Given the sparseness of uniform XML pages on the Web, we have created a test-corpus of news articles in this format, making use of the Dublin Core Element Set. Meta-information can be automatically extracted or inferred from the standard annotation accompanying each article. An example of page structure is shown in Figure 1.
Figure 1: Example of automatically generated XML news article
Webcorp has been made XML-aware by separating the text and metatext and storing them in parallel. This approach supports linguistic processing; e.g. the extraction of contextualised words, such as cleansing in Figure 2.
Figure 2: Concordances showing change in reference for "cleansing" from 1992
The existence of date metatagging in Dublin Core allows WebCorp to extract and label those contexts in chronological order. Secondary analyses are also possible; e.g. collocational profiles, which show the word ethnic, reflecting the meaning `genocide’, as becoming the major significant collocate of cleansing from 1994 onwards. Results are shown in Figure 3.
Figure 3: Change in significant contiguous (+1 -1) collocates for "cleansing"
Source language identification is essential for some automated language study. Currently, to extract this from a Web source, one of the following processes is required:
Such analyses are useful, but the Dublin Core Element Set allows the specification of document language in open text, providing more efficient access to language information. A desirable enhancement here would be the specification of primary and subordinate document languages.
For the linguist, the key ontological features of a document are domain and topic. These terms are poorly understood, and applied without reference to internal linguistic content. Loosely defined, `Domain’ is the field of knowledge to which a document refers; e.g. Sport, Music. `Topic’ is what a document is `about’; e.g. `War in the Balkans’. Clearly, `aboutness’ is a multi-level phenomenon, involving statement of location, description of event, exposition of proposition, authorial evaluation, etc. Domain and topic can be accommodated by the Dublin Core elements Subject and Description. As far as their more precise application goes, we are working on the automatic identification of domain and topic information for them from the internal linguistic features of a document.

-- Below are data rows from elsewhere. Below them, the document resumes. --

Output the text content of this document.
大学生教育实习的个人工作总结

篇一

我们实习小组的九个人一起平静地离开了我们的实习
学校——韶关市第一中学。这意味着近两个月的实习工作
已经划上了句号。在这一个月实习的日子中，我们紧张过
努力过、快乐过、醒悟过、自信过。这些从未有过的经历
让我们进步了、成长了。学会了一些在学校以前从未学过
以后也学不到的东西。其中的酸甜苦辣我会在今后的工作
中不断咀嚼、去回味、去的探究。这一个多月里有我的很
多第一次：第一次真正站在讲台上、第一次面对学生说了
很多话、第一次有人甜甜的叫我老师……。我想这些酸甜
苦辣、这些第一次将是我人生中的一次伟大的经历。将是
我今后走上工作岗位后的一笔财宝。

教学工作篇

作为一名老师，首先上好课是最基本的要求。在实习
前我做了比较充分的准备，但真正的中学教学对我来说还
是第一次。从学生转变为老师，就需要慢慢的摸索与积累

We have reported that a promising convention for our WebCorp application and other linguistic tools is the widely-adopted and W3C-cited Dublin Core Metadata Schema, which contains appropriate properties for storing information required in linguistic study. However, we observe that for the potential of this (or any metadata schema) to be realised, and to be automatically exploitable for linguistic (or other) purposes, standardisation and, crucially, widespread takeup, are required. We envisage WebCorp and our linguistic expertise contributing to the debate on knowledge representation and Web linguistic search accuracy over this period of takeup.
We gratefully acknowledge the EPSRC support for this research.